I fell in love with my first husband at age 26. Although Match.com had recently emerged as an edgy new way to meet people, I was thrilled to be fixed up, the good old-fashioned way, by my best friend. He was her husband's cousin: a sweet, broke, 28-year-old office-supply worker. Sure, our connection wasn't entirely intellectual, and he hated that I didn't find him especially funny, but he was there and I was restless to get to the altar. Days filled with bridesmaids duties and baby showers made me feel like I was already lagging behind.
Two and a half years later, for our wedding in downtown Chicago, I hand-made table numbers to correspond with 18 meaningful locations from our courtship, and the two of us did a choreographed dance routine. But if I felt magic in the air that day, a suffocating fog quickly settled over the marriage that followed, as I goaded him into sex during my ovulation windows and we bickered in the car after every couples' game night.

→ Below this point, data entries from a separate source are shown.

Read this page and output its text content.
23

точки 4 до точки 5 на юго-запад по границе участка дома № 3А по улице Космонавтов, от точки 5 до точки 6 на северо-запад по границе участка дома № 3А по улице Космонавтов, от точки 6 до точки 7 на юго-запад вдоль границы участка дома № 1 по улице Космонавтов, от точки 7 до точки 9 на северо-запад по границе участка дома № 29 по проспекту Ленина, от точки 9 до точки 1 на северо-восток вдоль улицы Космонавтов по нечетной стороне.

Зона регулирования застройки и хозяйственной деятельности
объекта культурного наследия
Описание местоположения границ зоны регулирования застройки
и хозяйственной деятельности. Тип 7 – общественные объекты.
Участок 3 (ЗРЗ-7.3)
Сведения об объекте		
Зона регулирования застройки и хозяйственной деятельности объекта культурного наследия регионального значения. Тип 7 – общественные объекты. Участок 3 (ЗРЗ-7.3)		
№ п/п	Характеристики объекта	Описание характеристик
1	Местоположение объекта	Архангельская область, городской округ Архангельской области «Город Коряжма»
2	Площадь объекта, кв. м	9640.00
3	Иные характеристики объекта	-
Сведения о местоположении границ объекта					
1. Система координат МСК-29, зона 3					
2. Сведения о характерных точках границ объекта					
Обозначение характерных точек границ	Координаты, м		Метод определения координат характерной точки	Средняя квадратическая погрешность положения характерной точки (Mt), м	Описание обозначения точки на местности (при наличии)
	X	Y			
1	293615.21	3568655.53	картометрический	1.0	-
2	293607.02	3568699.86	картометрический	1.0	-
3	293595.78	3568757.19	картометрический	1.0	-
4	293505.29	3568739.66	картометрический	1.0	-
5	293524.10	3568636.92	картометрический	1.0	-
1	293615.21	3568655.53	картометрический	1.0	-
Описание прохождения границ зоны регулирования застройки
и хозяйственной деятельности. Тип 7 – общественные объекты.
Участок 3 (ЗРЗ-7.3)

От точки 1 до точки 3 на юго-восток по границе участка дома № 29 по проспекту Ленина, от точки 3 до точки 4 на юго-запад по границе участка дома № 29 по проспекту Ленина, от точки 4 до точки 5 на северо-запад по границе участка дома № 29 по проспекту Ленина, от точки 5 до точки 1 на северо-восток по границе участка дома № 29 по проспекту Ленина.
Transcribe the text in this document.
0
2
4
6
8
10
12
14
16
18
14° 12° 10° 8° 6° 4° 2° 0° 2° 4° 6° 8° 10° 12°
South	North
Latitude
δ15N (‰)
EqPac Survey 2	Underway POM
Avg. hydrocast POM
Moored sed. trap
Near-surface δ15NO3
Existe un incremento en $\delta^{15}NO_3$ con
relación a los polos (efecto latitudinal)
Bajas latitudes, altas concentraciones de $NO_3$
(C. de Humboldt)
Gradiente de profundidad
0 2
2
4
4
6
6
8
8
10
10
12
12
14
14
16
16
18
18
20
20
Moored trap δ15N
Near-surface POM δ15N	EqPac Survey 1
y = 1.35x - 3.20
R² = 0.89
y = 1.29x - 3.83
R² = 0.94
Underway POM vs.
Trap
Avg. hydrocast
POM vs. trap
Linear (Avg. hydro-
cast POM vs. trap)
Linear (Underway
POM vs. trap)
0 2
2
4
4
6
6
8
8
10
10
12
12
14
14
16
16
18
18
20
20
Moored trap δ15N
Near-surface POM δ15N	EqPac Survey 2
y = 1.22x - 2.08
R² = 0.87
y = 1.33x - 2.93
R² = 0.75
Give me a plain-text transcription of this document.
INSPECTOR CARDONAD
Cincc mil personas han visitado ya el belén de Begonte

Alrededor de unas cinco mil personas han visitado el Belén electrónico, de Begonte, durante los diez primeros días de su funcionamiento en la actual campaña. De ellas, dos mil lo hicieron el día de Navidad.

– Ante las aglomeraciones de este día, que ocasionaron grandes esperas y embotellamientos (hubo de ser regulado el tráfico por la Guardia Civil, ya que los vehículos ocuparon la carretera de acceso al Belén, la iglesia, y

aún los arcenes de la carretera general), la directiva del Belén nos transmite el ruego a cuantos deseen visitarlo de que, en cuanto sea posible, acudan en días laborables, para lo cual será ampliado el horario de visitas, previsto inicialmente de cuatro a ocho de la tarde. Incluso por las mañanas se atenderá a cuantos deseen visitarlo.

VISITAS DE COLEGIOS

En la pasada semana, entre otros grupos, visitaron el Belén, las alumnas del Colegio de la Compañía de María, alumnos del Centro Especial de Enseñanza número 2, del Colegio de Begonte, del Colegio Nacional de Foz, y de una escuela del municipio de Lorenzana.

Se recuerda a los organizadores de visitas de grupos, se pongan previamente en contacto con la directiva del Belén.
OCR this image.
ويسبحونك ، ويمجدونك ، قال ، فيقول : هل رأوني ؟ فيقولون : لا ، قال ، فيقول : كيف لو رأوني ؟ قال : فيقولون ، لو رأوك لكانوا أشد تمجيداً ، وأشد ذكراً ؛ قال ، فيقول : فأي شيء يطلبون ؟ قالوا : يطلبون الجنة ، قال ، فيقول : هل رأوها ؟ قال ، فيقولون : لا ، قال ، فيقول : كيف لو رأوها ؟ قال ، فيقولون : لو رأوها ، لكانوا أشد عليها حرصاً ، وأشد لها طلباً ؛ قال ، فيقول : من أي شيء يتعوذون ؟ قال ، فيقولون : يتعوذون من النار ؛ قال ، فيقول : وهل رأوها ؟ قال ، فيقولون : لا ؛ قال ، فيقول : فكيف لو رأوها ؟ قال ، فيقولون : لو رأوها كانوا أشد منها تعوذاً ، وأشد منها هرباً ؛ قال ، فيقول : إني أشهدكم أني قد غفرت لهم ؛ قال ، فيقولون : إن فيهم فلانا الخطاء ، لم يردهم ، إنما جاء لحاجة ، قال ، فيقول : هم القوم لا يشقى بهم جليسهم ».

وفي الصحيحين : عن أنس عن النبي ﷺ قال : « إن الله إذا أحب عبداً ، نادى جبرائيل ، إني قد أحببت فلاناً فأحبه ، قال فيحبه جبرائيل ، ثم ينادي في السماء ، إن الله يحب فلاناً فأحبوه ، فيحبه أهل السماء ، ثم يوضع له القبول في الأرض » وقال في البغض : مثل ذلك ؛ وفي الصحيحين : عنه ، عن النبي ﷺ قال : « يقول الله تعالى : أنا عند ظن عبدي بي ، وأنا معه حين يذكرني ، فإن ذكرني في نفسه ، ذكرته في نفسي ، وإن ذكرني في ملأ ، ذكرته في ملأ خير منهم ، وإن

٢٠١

Then, six months in, on an otherwise uneventful spring weeknight, he came home and said, 'I don't actually want to have kids. Getting married was a huge mistake.' I asked him if there was someone else. He denied it, but eventually I discovered that he had reconnected with an ex. I stood at the stove, over a robin's egg blue Le Creuset dutch oven I'd just taken out of the box—a gift from my cousin—and stewed. At 29, I felt I'd been uprooted before I'd even settled down.